I’d done nothing in my life to deserve this, truly. To deserve her.

“I didn’t know what love was, years ago,” she whispered against my chest, “but now I think I loved you ever since I saw you at the masquerade party.” Her hands were flat on my stomach, the touch of them so light they gave me a chill.

Or maybe that was because the more she touched me, the more I wanted to push her against this window and have her right here, right now. It grew harder and harder to stand there and hold her and not let my lower half call the shots. What could I say? She brought it out of me.

That masquerade party was vivid in my brain, if only because of seeing her. Oh, I’d seen pictures. I’d watched her grow up from afar, but that night had been the moment when everything had turned real, that night had been the final straw to me, so to speak. I’d known then I had to have her, and that was why I’d waited another three years. It was so much easier to force myself to be patient when she wasn’t living under the same roof as me.

Patience, believe it or not, was an aspect of self-control, and until Juliet moved into the estate, I’d had loads of it.

Not so much anymore.

The hand in her hair tightened a bit, pulling her head off my chest. Juliet let out a gasp at the sudden forceful movement, but she didn’t resist. She never did. In the beginning, she might’ve tried in a desperate attempt to keep her innocence, be the girl Fred had taught her to be, but the chemistry between us was undeniable. The fire, the heat, the passion; it was not something you could fake.

“I think,” I spoke, my voice low and deadly, “there’s been enough talking tonight, don’t you?” Certain parts of me had begun to harden the moment she’d started touching me, and holding her body against mine had only further fueled the fire and fanned the flames.

I said nothing else, the hand in her hair tugging down, pulling her entire frame low. Juliet sunk with my direction, knowing what I had in mind. It’d been a long, long time since I’d felt those soft lips wrapped around my cock and that wet tongue licking every bit of precum off my tip. I wanted to fuck that beautiful mouth and pretend, just for tonight, that we were back at the estate and everything was as it should be, that I’d never let her go and she hadn’t nearly died.

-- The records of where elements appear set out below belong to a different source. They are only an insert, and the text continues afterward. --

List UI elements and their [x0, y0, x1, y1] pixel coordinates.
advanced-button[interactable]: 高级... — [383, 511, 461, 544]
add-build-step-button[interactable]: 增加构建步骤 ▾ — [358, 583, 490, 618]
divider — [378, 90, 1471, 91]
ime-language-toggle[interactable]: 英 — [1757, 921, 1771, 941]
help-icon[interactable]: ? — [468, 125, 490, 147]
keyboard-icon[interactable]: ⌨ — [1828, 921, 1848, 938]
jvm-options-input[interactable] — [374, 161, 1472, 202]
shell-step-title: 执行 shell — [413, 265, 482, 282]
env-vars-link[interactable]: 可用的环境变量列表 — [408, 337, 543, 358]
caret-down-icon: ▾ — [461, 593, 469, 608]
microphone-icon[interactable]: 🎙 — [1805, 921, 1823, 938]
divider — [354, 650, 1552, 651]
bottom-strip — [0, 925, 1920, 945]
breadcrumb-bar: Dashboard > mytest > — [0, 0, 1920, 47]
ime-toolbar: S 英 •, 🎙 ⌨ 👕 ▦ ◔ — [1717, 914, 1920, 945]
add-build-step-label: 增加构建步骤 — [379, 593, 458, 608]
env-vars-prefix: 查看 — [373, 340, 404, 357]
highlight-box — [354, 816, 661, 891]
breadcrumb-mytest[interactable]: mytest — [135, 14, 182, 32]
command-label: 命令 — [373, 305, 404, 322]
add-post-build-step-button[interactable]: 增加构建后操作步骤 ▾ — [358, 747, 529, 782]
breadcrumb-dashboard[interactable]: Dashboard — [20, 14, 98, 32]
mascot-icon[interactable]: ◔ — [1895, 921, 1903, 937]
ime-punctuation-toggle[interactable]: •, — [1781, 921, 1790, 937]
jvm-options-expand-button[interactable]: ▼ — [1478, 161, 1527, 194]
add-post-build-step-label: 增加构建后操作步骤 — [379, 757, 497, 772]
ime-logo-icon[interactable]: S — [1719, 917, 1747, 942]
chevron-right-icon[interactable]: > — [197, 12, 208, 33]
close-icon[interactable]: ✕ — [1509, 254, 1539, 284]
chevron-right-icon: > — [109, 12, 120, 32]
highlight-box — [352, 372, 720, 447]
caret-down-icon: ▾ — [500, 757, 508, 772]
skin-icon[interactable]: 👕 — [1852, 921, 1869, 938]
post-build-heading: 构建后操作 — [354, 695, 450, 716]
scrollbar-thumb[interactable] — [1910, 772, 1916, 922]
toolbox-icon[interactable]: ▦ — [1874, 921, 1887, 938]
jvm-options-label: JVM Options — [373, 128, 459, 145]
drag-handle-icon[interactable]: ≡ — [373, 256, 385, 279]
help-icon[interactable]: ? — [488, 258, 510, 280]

I couldn’t think about losing her. I couldn’t let myself linger on the fact that if the others hadn’t acted in my place, Juliet would’ve been gone from this world.

Juliet lowered to her knees, but I didn’t loosen my grip on her hair. My cock twitched beneath my pants, and its hardness only grew when she went for the waistband. No belt, no button, no zipper. Just elastic that she had to work to tug down, and as the fabric moved down, my hard cock bent with it—but the moment those pants were passed, it sprung back up, ready to be serviced.